I think it's dishonest to say that "Everyone who has a LAN should have internet access, therefore requiring registration for LAN play is OK." That's the same argument as, "Everyone who has a computer should have internet access, therefore requiring registration for single player is OK," and it wasn't relevant or even true then. The fact is that Stardock is trying to maintain a hold on their game after release, which infringes on the rights of the game's consumers.
Furthermore, I think that requiring DRM on LAN games directly conflicts with Article 8 of Frogboy's own Gamer's Bill of Rights: "Gamers shall have the right to not be treated as potential criminals by developers or publishers." Stardock clearly trusted me when I was only playing single player, even though I had the option to send copies of the DVD to every person in the state of Oregon. Why am I being treated differently if I bring three of my friends over to my house? Are they that terrible of an influence on me?
I understand Frogboy is ticked off right now, because I think some of the critics in this thread have been less than civil. But I hope that someday soon he can put them aside and impartially re-examine his position. I honestly believe that he's applying a double standard, given his unequivocal position on single player DRM.
What I keep asking myself is, "Why is the mischief I can get up to with LAN fundamentally different from the mischief I can get up to with single player?" and I can't see enough of a difference to justify the addition of DRM. Besides, if we're only talking about 0.1% of the gaming population, I'm at a loss as to why that small a segment has made Stardock come around 180 degrees in its approach to DRM.
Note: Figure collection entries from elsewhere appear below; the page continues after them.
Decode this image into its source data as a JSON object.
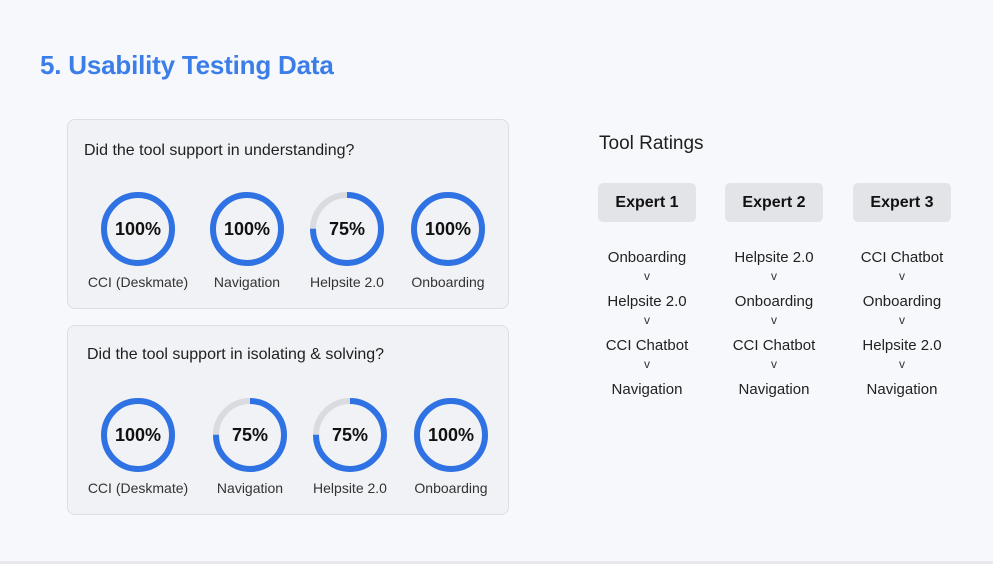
{
  "title": "5. Usability Testing Data",
  "ring_color": "#2f72e4",
  "ring_track_color": "#d9dbe0",
  "cards": [
    {
      "question": "Did the tool support in understanding?",
      "items": [
        {
          "label": "CCI (Deskmate)",
          "value": "100%",
          "percent": 100
        },
        {
          "label": "Navigation",
          "value": "100%",
          "percent": 100
        },
        {
          "label": "Helpsite 2.0",
          "value": "75%",
          "percent": 75
        },
        {
          "label": "Onboarding",
          "value": "100%",
          "percent": 100
        }
      ]
    },
    {
      "question": "Did the tool support in isolating & solving?",
      "items": [
        {
          "label": "CCI (Deskmate)",
          "value": "100%",
          "percent": 100
        },
        {
          "label": "Navigation",
          "value": "75%",
          "percent": 75
        },
        {
          "label": "Helpsite 2.0",
          "value": "75%",
          "percent": 75
        },
        {
          "label": "Onboarding",
          "value": "100%",
          "percent": 100
        }
      ]
    }
  ],
  "ratings": {
    "title": "Tool Ratings",
    "separator": "v",
    "experts": [
      {
        "name": "Expert 1",
        "ranking": [
          "Onboarding",
          "Helpsite 2.0",
          "CCI Chatbot",
          "Navigation"
        ]
      },
      {
        "name": "Expert 2",
        "ranking": [
          "Helpsite 2.0",
          "Onboarding",
          "CCI Chatbot",
          "Navigation"
        ]
      },
      {
        "name": "Expert 3",
        "ranking": [
          "CCI Chatbot",
          "Onboarding",
          "Helpsite 2.0",
          "Navigation"
        ]
      }
    ]
  }
}
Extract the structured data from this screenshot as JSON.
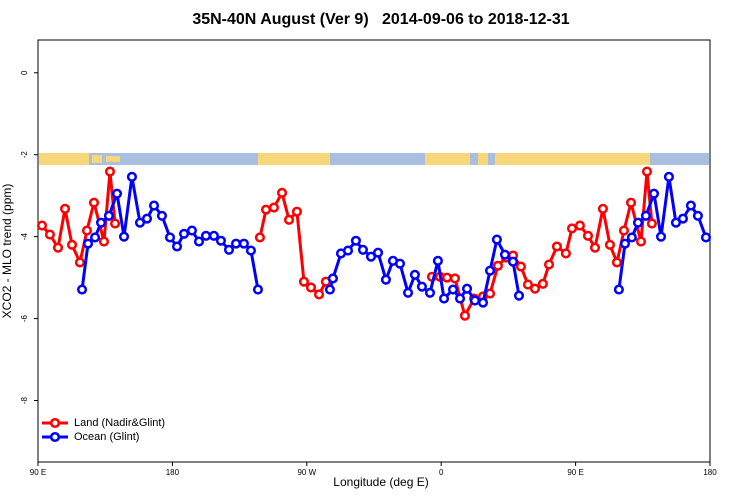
{
  "chart_data": {
    "type": "line",
    "title": "35N-40N August (Ver 9)   2014-09-06 to 2018-12-31",
    "x_label": "Longitude (deg E)",
    "y_label": "XCO2 - MLO trend (ppm)",
    "xlim": [
      90,
      540
    ],
    "xticks": [
      {
        "value": 90,
        "label": "90 E"
      },
      180,
      {
        "value": 270,
        "label": "90 W"
      },
      {
        "value": 360,
        "label": "0"
      },
      {
        "value": 450,
        "label": "90 E"
      },
      {
        "value": 540,
        "label": "180"
      }
    ],
    "ylim": [
      -9.5,
      0.8
    ],
    "yticks": [
      -8,
      -6,
      -4,
      -2,
      0
    ],
    "legend": "bottomleft",
    "series": [
      {
        "name": "Land (Nadir&Glint)",
        "color": "#ff0000",
        "x": [
          92.7,
          98.0,
          103.4,
          108.1,
          112.8,
          118.1,
          122.8,
          127.5,
          134.2,
          138.2,
          141.6,
          238.6,
          242.7,
          248.0,
          253.4,
          258.1,
          263.4,
          268.1,
          272.8,
          278.2,
          282.8,
          353.8,
          359.2,
          363.9,
          369.2,
          375.9,
          382.0,
          388.0,
          392.7,
          398.0,
          403.4,
          408.1,
          413.4,
          418.1,
          422.8,
          428.1,
          432.2,
          437.5,
          443.5,
          447.6,
          452.9,
          458.3,
          463.0,
          468.3,
          473.0,
          477.7,
          482.4,
          487.1,
          493.8,
          497.8,
          501.1
        ],
        "values": [
          -3.73,
          -3.95,
          -4.27,
          -3.32,
          -4.2,
          -4.63,
          -3.85,
          -3.17,
          -4.12,
          -2.41,
          -3.68,
          -4.02,
          -3.34,
          -3.29,
          -2.93,
          -3.59,
          -3.39,
          -5.1,
          -5.24,
          -5.41,
          -5.1,
          -4.98,
          -4.98,
          -5.0,
          -5.02,
          -5.93,
          -5.51,
          -5.46,
          -5.39,
          -4.71,
          -4.51,
          -4.46,
          -4.73,
          -5.17,
          -5.27,
          -5.15,
          -4.68,
          -4.24,
          -4.41,
          -3.8,
          -3.73,
          -3.98,
          -4.27,
          -3.32,
          -4.2,
          -4.63,
          -3.85,
          -3.17,
          -4.12,
          -2.41,
          -3.68
        ]
      },
      {
        "name": "Ocean (Glint)",
        "color": "#0000ff",
        "x": [
          119.5,
          123.5,
          128.2,
          132.2,
          137.5,
          142.9,
          147.6,
          152.9,
          158.3,
          163.0,
          167.7,
          173.0,
          178.4,
          183.1,
          187.8,
          193.1,
          197.8,
          202.5,
          207.8,
          212.5,
          217.9,
          222.6,
          227.9,
          232.6,
          237.3,
          285.5,
          287.5,
          292.9,
          297.6,
          302.9,
          307.6,
          313.0,
          317.7,
          323.0,
          327.7,
          332.4,
          337.8,
          342.4,
          347.1,
          352.5,
          357.8,
          361.9,
          367.9,
          372.6,
          377.3,
          382.6,
          388.0,
          392.7,
          397.3,
          402.7,
          408.1,
          412.1,
          479.0,
          483.1,
          487.7,
          491.8,
          497.1,
          502.5,
          507.2,
          512.5,
          517.2,
          521.9,
          527.2,
          531.9,
          537.3
        ],
        "values": [
          -5.29,
          -4.17,
          -4.02,
          -3.66,
          -3.49,
          -2.95,
          -4.0,
          -2.54,
          -3.66,
          -3.56,
          -3.24,
          -3.49,
          -4.02,
          -4.24,
          -3.93,
          -3.85,
          -4.12,
          -3.98,
          -3.98,
          -4.1,
          -4.32,
          -4.17,
          -4.17,
          -4.34,
          -5.29,
          -5.29,
          -5.02,
          -4.41,
          -4.34,
          -4.1,
          -4.32,
          -4.49,
          -4.39,
          -5.05,
          -4.59,
          -4.66,
          -5.37,
          -4.93,
          -5.22,
          -5.37,
          -4.59,
          -5.51,
          -5.29,
          -5.51,
          -5.27,
          -5.56,
          -5.61,
          -4.83,
          -4.07,
          -4.44,
          -4.61,
          -5.44,
          -5.29,
          -4.17,
          -4.02,
          -3.66,
          -3.49,
          -2.95,
          -4.0,
          -2.54,
          -3.66,
          -3.56,
          -3.24,
          -3.49,
          -4.02
        ]
      }
    ]
  }
}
With all that said, I think Tridus' underlying question was: Are you anti-DRM people going to walk away from Elemental now? For me, the answer is that I will still get it and play it. While I think it's a mistake to include LAN DRM, I was never, ever planning on using the multiplayer feature, so everything past my second paragraph is more or less irrelevant to my personal playing experience. Adding DRM to LAN multiplayer affects me about as much as saying the DVD won't include a four-hour wmv file of bowel surgery that they promised us. All I want is the single player game, and Stardock hasn't changed that ... yet.
Oh, and I love the idea of DVD updates. Thanks, Stardock!